Perhaps the one chart that is most praised following every Apple’s quarterly earnings report is the one showing the company’s gargantuan cash trove, and sure enough, this quarter was no exception for good reason: AAPL’s total cash and equivalents, including its short and long-term investments just rose to a record $164.5 billion, as shown below.
There is one problem with this chart: it includes the contribution of AAPL’s debt, because while pundits are quick to praise AAPL’s cash, they forget that starting in Q3 2013 AAPL also started loading up on debt, first $17 billion, and as of this quarter, the debt has now grown to $29 billion.
Why? For the simple reason that the bulk of AAPL’s cash hoard has been held offshore since 2009, and only $18.4 billion, or the least since September 2010, was on the domestic books as of the March 31 quarter (the June 30 update won’t be available until the 10-Q is filed).
Clearly, AAPL doesn’t want to pay cash taxes on its repatriated cash, so for the past year it has been issuing debt instead to fund dividends and buybacks.
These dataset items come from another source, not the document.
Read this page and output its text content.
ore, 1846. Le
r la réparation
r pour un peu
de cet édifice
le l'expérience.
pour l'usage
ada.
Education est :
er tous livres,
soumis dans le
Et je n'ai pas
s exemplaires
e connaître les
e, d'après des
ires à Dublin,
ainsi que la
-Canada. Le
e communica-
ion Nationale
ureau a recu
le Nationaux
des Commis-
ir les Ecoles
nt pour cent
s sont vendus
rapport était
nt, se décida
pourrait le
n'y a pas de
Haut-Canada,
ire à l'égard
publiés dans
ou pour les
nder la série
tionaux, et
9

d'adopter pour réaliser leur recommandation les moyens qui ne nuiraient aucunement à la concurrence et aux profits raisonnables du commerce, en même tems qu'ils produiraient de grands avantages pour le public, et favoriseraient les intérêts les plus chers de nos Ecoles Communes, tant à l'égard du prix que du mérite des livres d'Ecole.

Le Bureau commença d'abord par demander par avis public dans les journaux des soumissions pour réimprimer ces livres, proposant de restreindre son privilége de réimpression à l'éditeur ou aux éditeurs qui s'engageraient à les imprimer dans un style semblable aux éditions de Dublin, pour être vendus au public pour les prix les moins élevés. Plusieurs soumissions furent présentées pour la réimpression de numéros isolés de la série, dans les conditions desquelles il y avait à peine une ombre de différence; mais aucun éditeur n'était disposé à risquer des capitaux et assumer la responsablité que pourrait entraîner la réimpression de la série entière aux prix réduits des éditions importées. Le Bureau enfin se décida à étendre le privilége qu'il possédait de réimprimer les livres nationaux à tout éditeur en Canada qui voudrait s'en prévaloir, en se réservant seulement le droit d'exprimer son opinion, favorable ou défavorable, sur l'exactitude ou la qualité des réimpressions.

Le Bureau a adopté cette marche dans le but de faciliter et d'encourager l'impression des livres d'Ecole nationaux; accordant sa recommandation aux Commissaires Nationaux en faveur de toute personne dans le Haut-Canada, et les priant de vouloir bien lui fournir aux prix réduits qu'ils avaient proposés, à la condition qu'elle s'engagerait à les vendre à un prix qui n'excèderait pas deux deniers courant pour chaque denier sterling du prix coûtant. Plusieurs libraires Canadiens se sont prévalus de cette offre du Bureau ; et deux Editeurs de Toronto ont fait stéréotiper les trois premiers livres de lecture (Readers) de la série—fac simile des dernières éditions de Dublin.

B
Which also means that one has to net out the debt when looking at the firm’s net cash level.
It is this – Apple’s cash net of its debt – which is shown on the chart below. Contrary to the chart at the top, it shows that Apple’s cash has actually not increased at all in the past 7 quarters, and at June 30 was $135 billion, below the $137 billion AAPL had in December 2012 when it launched its aggressive “shareholder friendly” strategy in the form of massive dividends and stock buybacks.
The good news is that for now, courtesy of its massive cash cushion, any incremental debt is merely a blip, but what was $0 less than two years ago has promptly grown to $29 billion, a far faster pace of growth than AAPL’s own organice cash creation. At this rate, in a year or two, even S&P may start asking if AAPL’s AA+ rated debt is truly worth the same rating as the US itself.